The Florida Construction Industry Licensing Board has introduced a legislative draft to change license requirements in Florida Statute 489. The new provisions would exclude verified experience and instead require license applications upfront, followed by a one-year internship and up to 180 hours of education.
“The CILB has found that [vouching for experience] is a difficult system in which to prevent fraud,” said Jennifer Hatfield, director of government and public affairs at the Florida Swimming Pool Association. “It’s kind of like doing it backwards — now you apply and then you get your experience.”
Though the changes would have to be approved in Florida’s 2010 legislative session, FSPA already has recommended requirements specifically for pool and spa service contractors. The proposed language would keep the 60 hours of education already mandated and add a 60-hour, hands-on proficiency demonstration course in lieu of the one-year internship.

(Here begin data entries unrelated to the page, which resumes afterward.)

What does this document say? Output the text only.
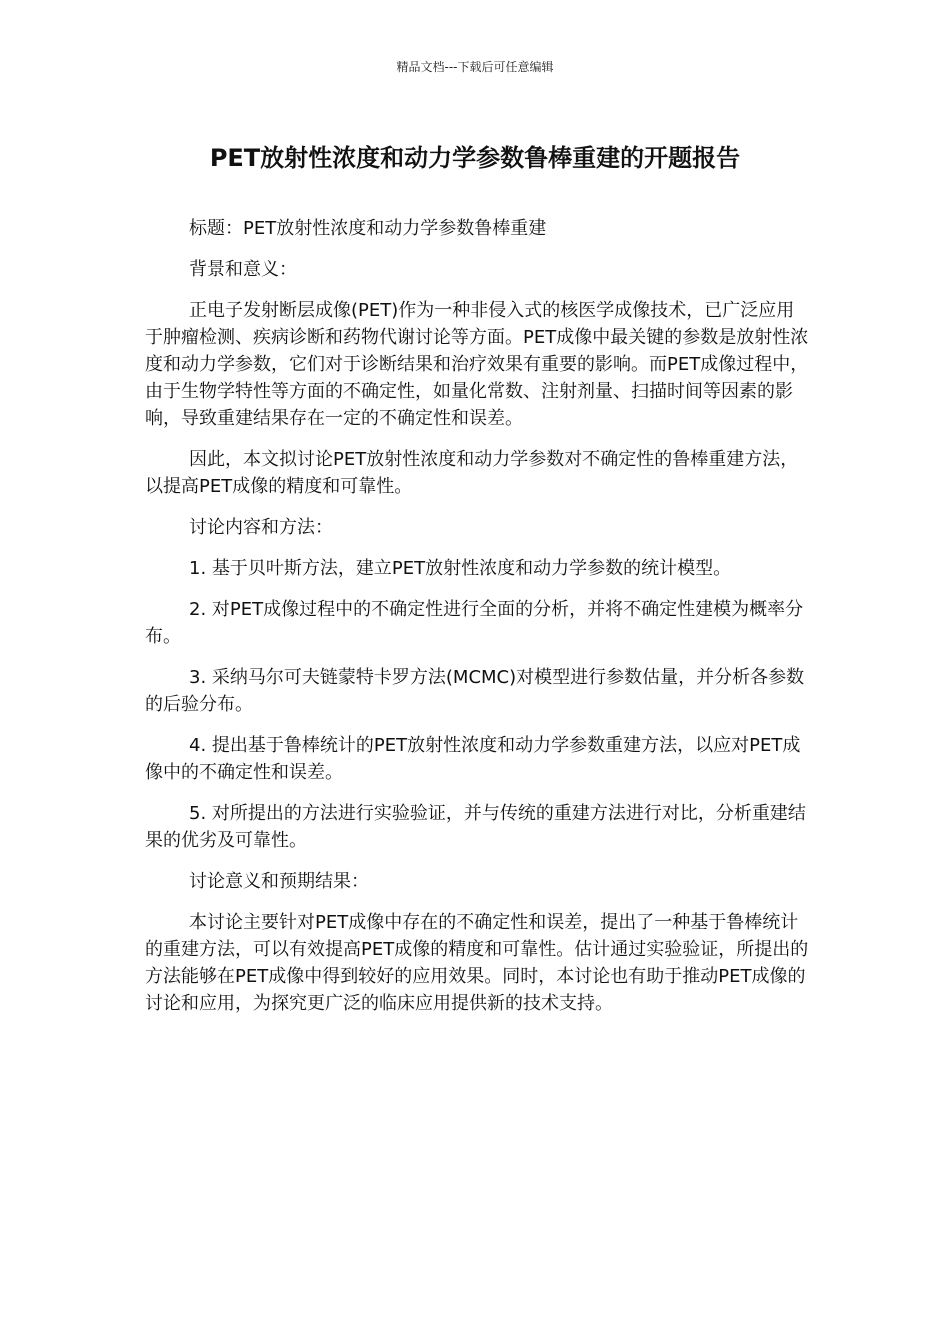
精品文档---下载后可任意编辑
PET放射性浓度和动力学参数鲁棒重建的开题报告

标题：PET放射性浓度和动力学参数鲁棒重建

背景和意义：

正电子发射断层成像(PET)作为一种非侵入式的核医学成像技术，已广泛应用于肿瘤检测、疾病诊断和药物代谢讨论等方面。PET成像中最关键的参数是放射性浓度和动力学参数，它们对于诊断结果和治疗效果有重要的影响。而PET成像过程中，由于生物学特性等方面的不确定性，如量化常数、注射剂量、扫描时间等因素的影响，导致重建结果存在一定的不确定性和误差。

因此，本文拟讨论PET放射性浓度和动力学参数对不确定性的鲁棒重建方法，以提高PET成像的精度和可靠性。

讨论内容和方法：

1. 基于贝叶斯方法，建立PET放射性浓度和动力学参数的统计模型。

2. 对PET成像过程中的不确定性进行全面的分析，并将不确定性建模为概率分布。

3. 采纳马尔可夫链蒙特卡罗方法(MCMC)对模型进行参数估量，并分析各参数的后验分布。

4. 提出基于鲁棒统计的PET放射性浓度和动力学参数重建方法，以应对PET成像中的不确定性和误差。

5. 对所提出的方法进行实验验证，并与传统的重建方法进行对比，分析重建结果的优劣及可靠性。

讨论意义和预期结果：

本讨论主要针对PET成像中存在的不确定性和误差，提出了一种基于鲁棒统计的重建方法，可以有效提高PET成像的精度和可靠性。估计通过实验验证，所提出的方法能够在PET成像中得到较好的应用效果。同时，本讨论也有助于推动PET成像的讨论和应用，为探究更广泛的临床应用提供新的技术支持。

“This is actually going to be more do-able because a lot of people don’t want to do the one-year [internship], or they can’t find someone who’s willing to let them work for a year,” Hatfield said. “If you make it too difficult, you’re just going to increase all the unlicensed activity.”
So far, CILB has received the recommendations favorably, she added.

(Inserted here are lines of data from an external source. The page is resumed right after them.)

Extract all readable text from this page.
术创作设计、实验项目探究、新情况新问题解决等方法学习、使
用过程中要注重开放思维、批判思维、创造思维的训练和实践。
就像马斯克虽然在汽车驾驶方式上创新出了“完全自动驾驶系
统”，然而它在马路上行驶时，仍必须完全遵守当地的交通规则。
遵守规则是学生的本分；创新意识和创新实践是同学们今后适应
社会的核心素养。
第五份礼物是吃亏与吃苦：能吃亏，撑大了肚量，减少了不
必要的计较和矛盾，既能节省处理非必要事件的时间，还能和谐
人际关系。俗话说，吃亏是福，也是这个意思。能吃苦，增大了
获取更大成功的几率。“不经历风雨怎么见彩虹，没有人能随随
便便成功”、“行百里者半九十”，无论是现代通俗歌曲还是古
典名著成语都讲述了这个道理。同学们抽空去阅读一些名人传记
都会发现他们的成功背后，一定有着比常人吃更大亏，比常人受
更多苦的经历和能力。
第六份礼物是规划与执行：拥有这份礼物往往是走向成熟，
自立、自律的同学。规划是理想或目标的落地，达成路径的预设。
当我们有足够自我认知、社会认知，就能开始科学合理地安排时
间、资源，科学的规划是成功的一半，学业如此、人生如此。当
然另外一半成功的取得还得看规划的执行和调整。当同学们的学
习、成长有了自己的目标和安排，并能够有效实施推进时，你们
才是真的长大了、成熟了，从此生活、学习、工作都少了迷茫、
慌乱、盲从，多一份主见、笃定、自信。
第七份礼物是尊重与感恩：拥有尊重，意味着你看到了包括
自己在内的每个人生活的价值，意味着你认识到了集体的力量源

The experience or internship stipulation is particularly a disincentive for operators who already run a pool-cleaning business and are looking to become licensed.
“If we do away with [the experience requirement] and go strictly with the education, a guy who’s already got a viable business cleaning a couple of hundred pools can go take the education, get the hands-on training and sit for his test,” said Keith Johnson, who chairs FSPA’s Service Council.

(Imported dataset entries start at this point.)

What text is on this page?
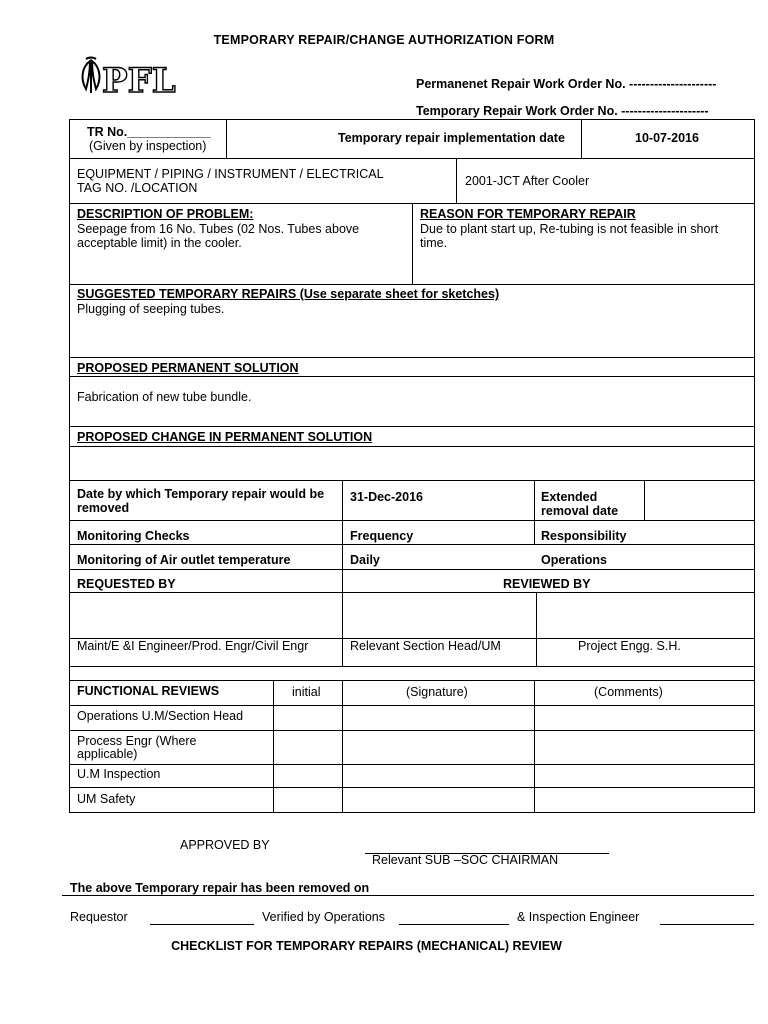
TEMPORARY REPAIR/CHANGE AUTHORIZATION FORM
PFL	Permanenet Repair Work Order No. ---------------------
Temporary Repair Work Order No. ---------------------
TR No.____________
(Given by inspection)
Temporary repair implementation date	10-07-2016
EQUIPMENT / PIPING / INSTRUMENT / ELECTRICAL
TAG NO. /LOCATION	2001-JCT After Cooler
DESCRIPTION OF PROBLEM:
Seepage from 16 No. Tubes (02 Nos. Tubes above
acceptable limit) in the cooler.
REASON FOR TEMPORARY REPAIR
Due to plant start up, Re-tubing is not feasible in short
time.
SUGGESTED TEMPORARY REPAIRS (Use separate sheet for sketches)
Plugging of seeping tubes.
PROPOSED PERMANENT SOLUTION
Fabrication of new tube bundle.
PROPOSED CHANGE IN PERMANENT SOLUTION
Date by which Temporary repair would be
removed
31-Dec-2016	Extended
removal date
Monitoring Checks	Frequency	Responsibility
Monitoring of Air outlet temperature	Daily	Operations
REQUESTED BY	REVIEWED BY
Maint/E &I Engineer/Prod. Engr/Civil Engr	Relevant Section Head/UM	Project Engg. S.H.
FUNCTIONAL REVIEWS	initial	(Signature)	(Comments)
Operations U.M/Section Head
Process Engr (Where
applicable)
U.M Inspection
UM Safety
APPROVED BY
Relevant SUB –SOC CHAIRMAN
The above Temporary repair has been removed on
Requestor	Verified by Operations	& Inspection Engineer
CHECKLIST FOR TEMPORARY REPAIRS (MECHANICAL) REVIEW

However, the course will be designed for those who already have some skills and abilities within the field rather the complete rookies, he added.
An extra benefit to the hands-on course is the scope of equipment-specific proficiency. Even with an internship, service techs can miss certain aspects of pool maintenance, such as salt systems or ozonators.
“Typically, a service guy can be in the field and not come across various types of equipment or scenarios,” Johnson said. “With hands-on, he’s going to be familiarized with every aspect of the servicing industry.”
FSPA will work with CILB on the course content, but any licensure changes are a ways down the road. In all likelihood, the new requirements wouldn’t take effect until 2011.
Meanwhile, FSPA is still planning recommendations to be submitted for licensing pool builder. These should be ready by CILB’s October meeting.